Но Гарвей продолжал звонить ещё с полчаса.

Вдруг послышался крик и стук. Мануэль и Дэн бросились к борту. Это вернулись Долговязый Джэк и Том Плэт. Они выловили, казалось, половину рыбьего населения Северного Атлантического океана и тащили его на себе. Том Плэт сбросил с себя мокрую ношу. Джэк снял сапоги и вылил из них воду, потом, неуклюже прыгнув, как вздумавший дурачиться слон, смазал Гарвея по лицу жёсткой, пропитанной рыбьим жиром рукой.

– Будем иметь удовольствие вместе откушать! Сегодня мы почтим ужин второй смены нашим присутствием!

Действительно, все четверо пошли ужинать. Гарвей наелся до отвала отварной рыбы с сухарями и пирога и заснул как раз в то время, когда Мануэль вытащил из ящика двухфутовую модель «Люси Хольмс», корабля, на котором он совершил своё плавание, и собирался показать на ней все снасти. Гарвей даже пальцем не шевельнул, когда Пенн уложил его на скамейку.

– Как тяжело, должно быть, его отцу и матери, которые думают, что он утонул. Трудно, ох трудно потерять ребёнка! – вздохнул Пенн, вглядываясь в лицо Гарвея.

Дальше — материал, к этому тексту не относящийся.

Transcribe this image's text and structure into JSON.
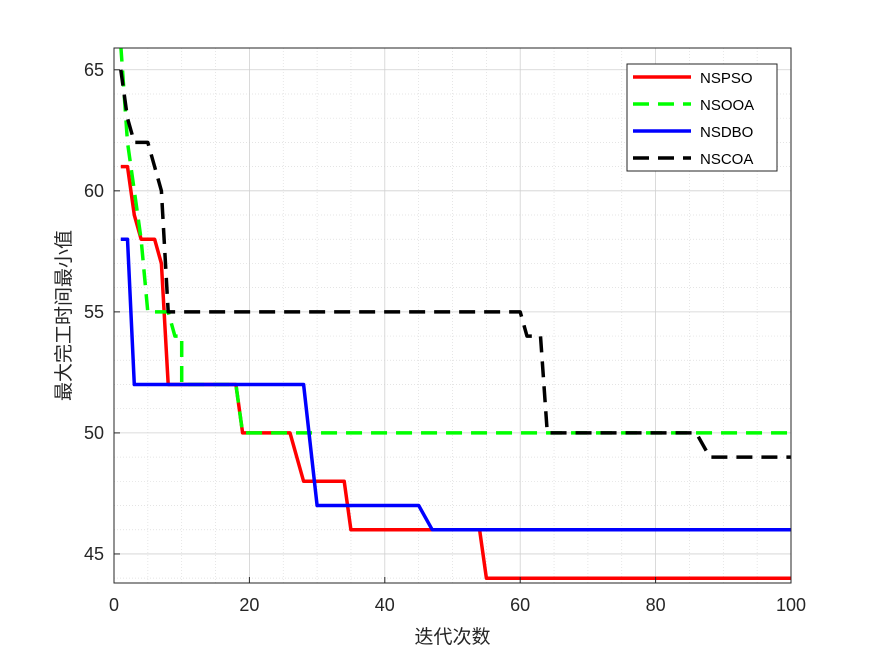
{
  "chart_data": {
    "type": "line",
    "xlabel": "迭代次数",
    "ylabel": "最大完工时间最小值",
    "xlim": [
      0,
      100
    ],
    "ylim": [
      43.8,
      65.9
    ],
    "xticks": [
      0,
      20,
      40,
      60,
      80,
      100
    ],
    "yticks": [
      45,
      50,
      55,
      60,
      65
    ],
    "grid": true,
    "minor_grid": true,
    "legend_position": "top-right",
    "series": [
      {
        "name": "NSPSO",
        "color": "#ff0000",
        "style": "solid",
        "x": [
          1,
          2,
          3,
          4,
          5,
          6,
          7,
          8,
          8,
          18,
          19,
          20,
          26,
          28,
          34,
          35,
          54,
          55,
          100
        ],
        "y": [
          61,
          61,
          59,
          58,
          58,
          58,
          57,
          52,
          52,
          52,
          50,
          50,
          50,
          48,
          48,
          46,
          46,
          44,
          44
        ]
      },
      {
        "name": "NSOOA",
        "color": "#00ff00",
        "style": "dashed",
        "x": [
          1,
          2,
          3,
          4,
          5,
          8,
          9,
          10,
          10,
          18,
          19,
          20,
          100
        ],
        "y": [
          66,
          62,
          60,
          58,
          55,
          55,
          54,
          54,
          52,
          52,
          50,
          50,
          50
        ]
      },
      {
        "name": "NSDBO",
        "color": "#0000ff",
        "style": "solid",
        "x": [
          1,
          2,
          3,
          28,
          30,
          45,
          47,
          100
        ],
        "y": [
          58,
          58,
          52,
          52,
          47,
          47,
          46,
          46
        ]
      },
      {
        "name": "NSCOA",
        "color": "#000000",
        "style": "dashed",
        "x": [
          1,
          2,
          3,
          5,
          7,
          8,
          9,
          60,
          61,
          63,
          64,
          86,
          88,
          100
        ],
        "y": [
          65,
          63,
          62,
          62,
          60,
          55,
          55,
          55,
          54,
          54,
          50,
          50,
          49,
          49
        ]
      }
    ]
  }
}
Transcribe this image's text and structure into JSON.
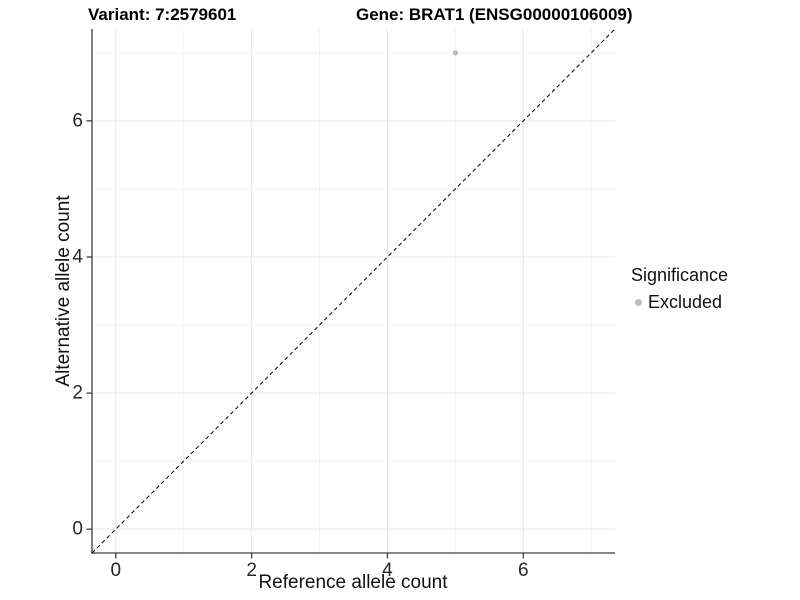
{
  "chart_data": {
    "type": "scatter",
    "title_left": "Variant: 7:2579601",
    "title_right": "Gene: BRAT1 (ENSG00000106009)",
    "xlabel": "Reference allele count",
    "ylabel": "Alternative allele count",
    "xlim": [
      -0.35,
      7.35
    ],
    "ylim": [
      -0.35,
      7.35
    ],
    "x_major_ticks": [
      0,
      2,
      4,
      6
    ],
    "x_minor_ticks": [
      1,
      3,
      5,
      7
    ],
    "y_major_ticks": [
      0,
      2,
      4,
      6
    ],
    "y_minor_ticks": [
      1,
      3,
      5,
      7
    ],
    "grid": "major+minor",
    "series": [
      {
        "name": "Excluded",
        "color": "#bdbdbd",
        "marker": "circle",
        "points": [
          {
            "x": 5,
            "y": 7
          }
        ]
      }
    ],
    "reference_line": {
      "kind": "identity",
      "from": [
        -0.35,
        -0.35
      ],
      "to": [
        7.35,
        7.35
      ],
      "style": "dashed",
      "color": "#000000"
    },
    "legend": {
      "title": "Significance",
      "position": "right",
      "entries": [
        {
          "label": "Excluded",
          "color": "#bdbdbd"
        }
      ]
    },
    "colors": {
      "background": "#ffffff",
      "grid_major": "#e8e8e8",
      "grid_minor": "#f3f3f3",
      "axis_line": "#3d3d3d",
      "tick_text": "#262626",
      "title_text": "#000000"
    }
  }
}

– Не думай об этом, Пенн, – сказал Дэн, – пойди лучше закончи свою партию в шашки с дядей Сальтерсом. Отец, я постою сегодня на вахте за Гарвея. Он совсем умаялся!

– А малый, право, славный! – сказал Мануэль, стаскивая с себя сапоги и тоже укладываясь на скамье. – Из него, пожалуй, выйдет человек. А что, Дэнни, ведь он вовсе не такой бестолковый, как показалось твоему отцу?

Дэн хотел выразить согласие, но тоже захрапел.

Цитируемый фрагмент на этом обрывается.